Des médias aussi en action

Simultanément, une vingtaine de médias et d’éditeurs, dont La Presse, Radio-Canada, Québecor, Le Devoir et Métro Média, ont lancé en début de journée le site NosMediasLocaux.org, qui regroupe déjà plus de 300 entreprises québécoises.

«On va en ajouter beaucoup dans les semaines à venir», dit son porte-parole, Patrick Lauzon. Il parle d’une forme de «panier bleu» pour l’industrie. À terme, jusqu’à 500 entreprises médiatiques de la province y seront intégrées.

«Ce n’est pas vrai que quand les nuages vont passer, les entreprises vont se remettre à donner 86 sous d’un dollar aux géants du web, en laissant les acteurs locaux se battre pour le 14 sous qui reste.

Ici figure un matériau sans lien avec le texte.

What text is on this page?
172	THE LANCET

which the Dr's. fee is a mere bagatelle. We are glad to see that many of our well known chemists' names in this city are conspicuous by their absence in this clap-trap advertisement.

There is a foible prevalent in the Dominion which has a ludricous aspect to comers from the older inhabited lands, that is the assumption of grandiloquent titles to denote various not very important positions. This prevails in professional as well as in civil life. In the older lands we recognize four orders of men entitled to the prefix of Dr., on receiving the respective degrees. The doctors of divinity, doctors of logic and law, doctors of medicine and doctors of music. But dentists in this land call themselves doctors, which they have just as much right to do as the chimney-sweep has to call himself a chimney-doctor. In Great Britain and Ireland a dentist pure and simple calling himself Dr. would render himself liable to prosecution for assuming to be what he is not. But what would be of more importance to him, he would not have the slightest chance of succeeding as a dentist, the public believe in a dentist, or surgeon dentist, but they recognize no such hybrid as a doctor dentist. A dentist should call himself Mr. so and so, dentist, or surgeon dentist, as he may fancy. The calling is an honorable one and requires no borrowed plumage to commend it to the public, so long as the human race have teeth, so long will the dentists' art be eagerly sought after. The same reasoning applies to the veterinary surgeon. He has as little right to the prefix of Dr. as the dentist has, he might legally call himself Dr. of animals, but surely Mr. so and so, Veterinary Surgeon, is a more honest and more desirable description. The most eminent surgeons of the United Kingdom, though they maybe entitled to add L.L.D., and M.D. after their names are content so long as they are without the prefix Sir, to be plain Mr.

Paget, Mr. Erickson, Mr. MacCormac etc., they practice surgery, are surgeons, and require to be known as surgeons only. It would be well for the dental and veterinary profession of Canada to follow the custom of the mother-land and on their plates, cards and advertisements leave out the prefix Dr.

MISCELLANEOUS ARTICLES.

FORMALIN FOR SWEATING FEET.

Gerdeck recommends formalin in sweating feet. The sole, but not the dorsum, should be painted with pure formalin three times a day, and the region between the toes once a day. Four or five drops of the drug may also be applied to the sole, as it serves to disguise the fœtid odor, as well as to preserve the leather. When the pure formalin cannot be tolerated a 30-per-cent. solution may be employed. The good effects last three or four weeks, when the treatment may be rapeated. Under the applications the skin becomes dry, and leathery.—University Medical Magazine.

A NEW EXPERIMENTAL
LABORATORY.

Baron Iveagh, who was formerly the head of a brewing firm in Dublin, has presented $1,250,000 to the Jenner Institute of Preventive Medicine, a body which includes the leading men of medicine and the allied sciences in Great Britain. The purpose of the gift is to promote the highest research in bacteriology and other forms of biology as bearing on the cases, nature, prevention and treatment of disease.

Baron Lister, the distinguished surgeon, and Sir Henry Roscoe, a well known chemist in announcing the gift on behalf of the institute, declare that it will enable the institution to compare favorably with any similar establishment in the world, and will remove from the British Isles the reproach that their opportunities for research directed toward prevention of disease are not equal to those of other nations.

Il faut que ça change pour de bon.» -Patrick Lauzon, porte-parole de NosMediasLocaux.org

L’homme d’affaires est catégorique: les journaux d’ici ont contribué de façon «importante» à la stabilisation de la crise du coronavirus au Québec, et ce dans plusieurs domaines. «Ils ont sauvé des emplois et des entreprises, littéralement. Moi, ce qui m’a vraiment frappé pendant cette pandémie, c’est la valeur de ces médias», observe-t-il.

De concert avec les agences publicitaires, son groupe prévoit entamer des «chantiers prioritaires» pour transformer le secteur au cours des prochains mois. L’objectif: en faire un mouvement pancanadien.

Experts et élus applaudissent

Pour le spécialiste en responsabilité médiatique de l’UQAM, Patrick White, la nouvelle est excellente dans le contexte. «Ça montre que le milieu se tient, et ça va avoir des effets boule-de-neige», dit-il.

«C’est une suite logique à la crise. Si chaque secteur se dit au Québec qu’au lieu de dépenser 80 000$ sur Facebook, on en garde 40 000$ pour nos médias locaux, on aura déjà fait des pas de géant. Chaque dollar qu’on donne aux GAFAM peut entraîner ici la fermeture d’un média. Il va falloir le réaliser», ajoute le spécialiste.

Il appelle les gouvernements à en faire encore plus, en remettant des avis publics dans les journaux papier par exemple, et en investissant de manière significative dans leur relance. «Ce sont eux qui ont les gros budgets, qui dépensent le plus», ajoute M. White.

Même son de cloche pour la députée libérale de Verdun, Isabelle Melançon, qui soutient le mouvement depuis ses premiers balbutiements. «C’est un coup fumant, c’est formidable ce qu’on vient de réaliser. Ça démontre qu’en misant sur les médias locaux, on ne baisse pas pour autant dans la qualité de la publicité. Les deux vont de pair, plus que jamais», conclut-elle.